My dear Kathleen
I got your letter about my birthday, just after in fact. Yes, I wish I could feel confident I'll spend the next in England, but I feel that's very unlikely unless wonderful things happen this year. Still the omens as a whole are vastly better than 12 months ago, and if only this Verdun attack is successfully held we can all feel cheerful.
I'm very sorry to hear that Cyril’s hoped-for leave is off - I'd have been very glad to know the wedding was to take place. Father writes as though Mesopotamia was the certain destination, if so leave will be off for a long time. I can imagine it will be a very much broadened Boo that we may hope to see some day - and from all accounts physically as well as mentally, and he wasn't small when he left home.
How are you and Jack managing about the house, can you take on short-term lets at present? Our tenants want to let at a month's notice now, apparently the Colonel is likely to go abroad soon. They have been satisfactory people, and i hope they'll be able to stay on longer, in another year our lease will be up.
Mary and Baby have got safely to Dowlais and I think they'll "lodge" there for a couple of months. As long as it suits both sides concerned, and with arrangements made that Mary’s people aren't out of pocket in anyway there's a good deal to be said for it as a temporary measure, and it's certainly practical economy.

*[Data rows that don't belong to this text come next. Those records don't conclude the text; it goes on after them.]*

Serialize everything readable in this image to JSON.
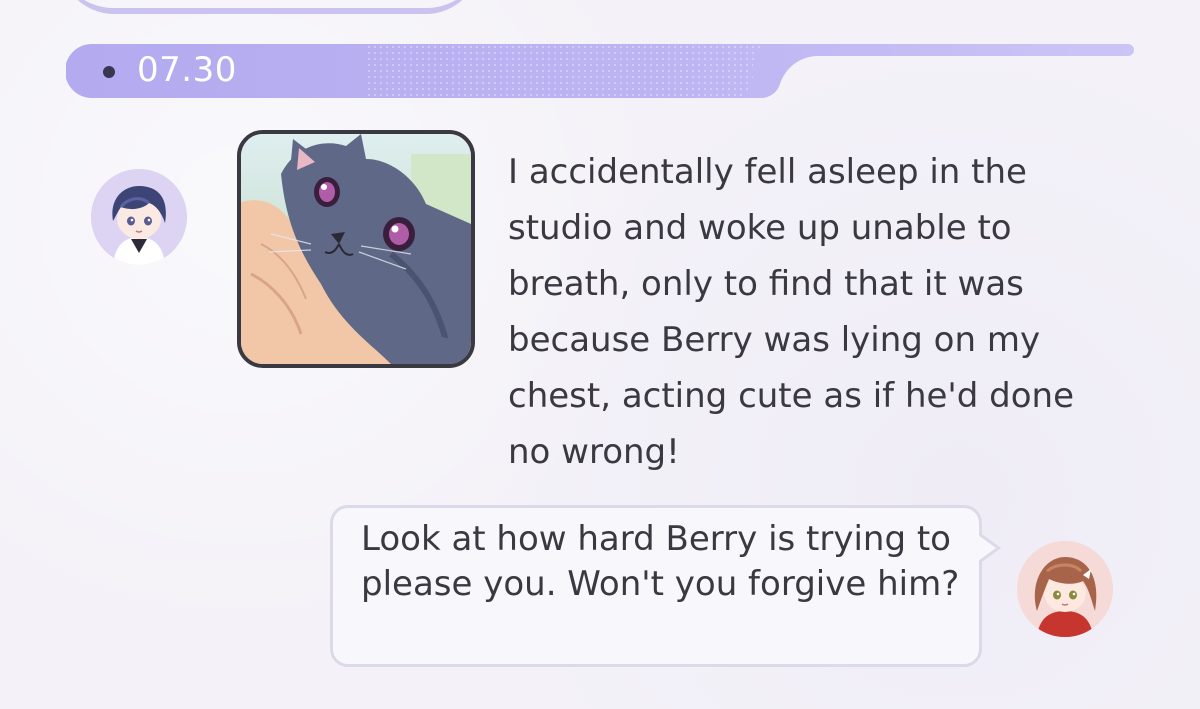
{
  "header": {
    "date": "07.30"
  },
  "conversation": {
    "npc_message": "I accidentally fell asleep in the studio and woke up unable to breath, only to find that it was because Berry was lying on my chest, acting cute as if he'd done no wrong!",
    "player_reply": "Look at how hard Berry is trying to please you. Won't you forgive him?"
  },
  "colors": {
    "banner": "#b8b0f0",
    "banner_light": "#cfc8f6",
    "background": "#f4f2f8",
    "bubble_border": "#dcd9e8",
    "text": "#3a3840"
  },
  "icons": {
    "npc_avatar": "character-avatar-dark-hair",
    "player_avatar": "character-avatar-brown-hair",
    "photo": "gray-cat-photo"
  }
}
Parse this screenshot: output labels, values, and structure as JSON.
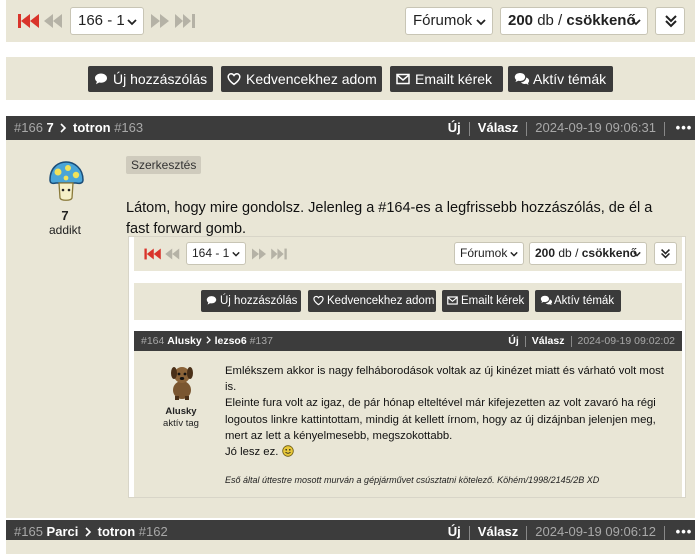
{
  "pager": {
    "page_select": "166 - 1",
    "forum_select": "Fórumok",
    "count_value": "200",
    "count_unit": "db",
    "order_value": "csökkenő"
  },
  "actions": [
    {
      "label": "Új hozzászólás",
      "icon": "comment-icon"
    },
    {
      "label": "Kedvencekhez adom",
      "icon": "heart-icon"
    },
    {
      "label": "Emailt kérek",
      "icon": "envelope-icon"
    },
    {
      "label": "Aktív témák",
      "icon": "comments-icon"
    }
  ],
  "post": {
    "num": "#166",
    "author_rank": "7",
    "target": "totron",
    "target_num": "#163",
    "new_label": "Új",
    "reply_label": "Válasz",
    "date": "2024-09-19 09:06:31",
    "menu": "•••",
    "user_level": "7",
    "user_title": "addikt",
    "tag": "Szerkesztés",
    "text": "Látom, hogy mire gondolsz. Jelenleg a #164-es a legfrissebb hozzászólás, de él a fast forward gomb."
  },
  "embedded": {
    "pager": {
      "page_select": "164 - 1",
      "forum_select": "Fórumok",
      "count_value": "200",
      "count_unit": "db",
      "order_value": "csökkenő"
    },
    "actions": [
      {
        "label": "Új hozzászólás"
      },
      {
        "label": "Kedvencekhez adom"
      },
      {
        "label": "Emailt kérek"
      },
      {
        "label": "Aktív témák"
      }
    ],
    "post": {
      "num": "#164",
      "author": "Alusky",
      "target": "lezso6",
      "target_num": "#137",
      "new_label": "Új",
      "reply_label": "Válasz",
      "date": "2024-09-19 09:02:02",
      "user_name": "Alusky",
      "user_title": "aktív tag",
      "lines": [
        "Emlékszem akkor is nagy felháborodások voltak az új kinézet miatt és várható volt most",
        "is.",
        "Eleinte fura volt az igaz, de pár hónap elteltével már kifejezetten az volt zavaró ha régi",
        "logoutos linkre kattintottam, mindig át kellett írnom, hogy az új dizájnban jelenjen meg,",
        "mert az lett a kényelmesebb, megszokottabb.",
        "Jó lesz ez."
      ],
      "signature": "Eső által úttestre mosott murván a gépjárművet csúsztatni kötelező. Köhém/1998/2145/2B XD"
    }
  },
  "post2": {
    "num": "#165",
    "author": "Parci",
    "target": "totron",
    "target_num": "#162",
    "new_label": "Új",
    "reply_label": "Válasz",
    "date": "2024-09-19 09:06:12",
    "menu": "•••"
  },
  "colors": {
    "accent_red": "#d9342b",
    "bar_bg": "#e9e6d6",
    "header_bg": "#3c3c3c"
  }
}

I think the change of air is doing Mary good, Badsey always proved a bit relaxing for her. I so enjoy looking at my little picture gallery of photos. Baby looks rather solemn, and I can quite imagine she has "wondering" eyes as Father describes.
I can tell that Dr Leslie is a bit anxious about Mother's heart, and I fancy she herself is apt to worry during the spring months ever since that illness of 1912. Doubtless too the war worries her more perhaps than she knows.
I don't know after all if you will see me before Cyril. Leave here has been stopped, for how long no one knows and I try to hope it's only a short stoppage. I shall get very tired of Rouen, and yet it's a good plan not to fuss about change of billet. I think I have got about all I'm likely to get out of the typhoid work, and would like more varied jobs. However, few men stay much more than six months at any one post out here and perhaps I'll get a change when I'm not expecting it.
I didn't get any letters from George when on leave. I feel, between ourselves, that the family as a whole extends rather a qualified approval of his engagement, but after all a fellow working in a Government office and then serving in the ranks is not specially likely to make match regarded as brilliant from the world's point of view. As long as she has character and intellect I expect it will turn out quite well: less difference in age, especially for George, would be an advantage: I hope she has a will of her own! One thing, very petty, doesn't please me, and that's the name Rosie, I can't help picturing a pink and white helpless Dickens "female"! But I know the name is misleading, and I don't take that fancy seriously. I expect George will have no chance of leave for a long while now: however he did well to get so long.
I had such a nice letter from Aunt Fanny a few weeks ago. I'm wondering if Fred is still at Verdun as he was some time back. I wonder if Harry Robinson is abroad or at home now, have you heard?
I suppose the summer months are the most likely ones for headships to turn up. Of course owing to the war I suppose people who otherwise contemplated retirement will tend to stay on, but I very much hope you'll get you r chance during the year.
Please thank Jack for his letter, I must write a bit later on, but my letters are mostly questions and comments on letters received.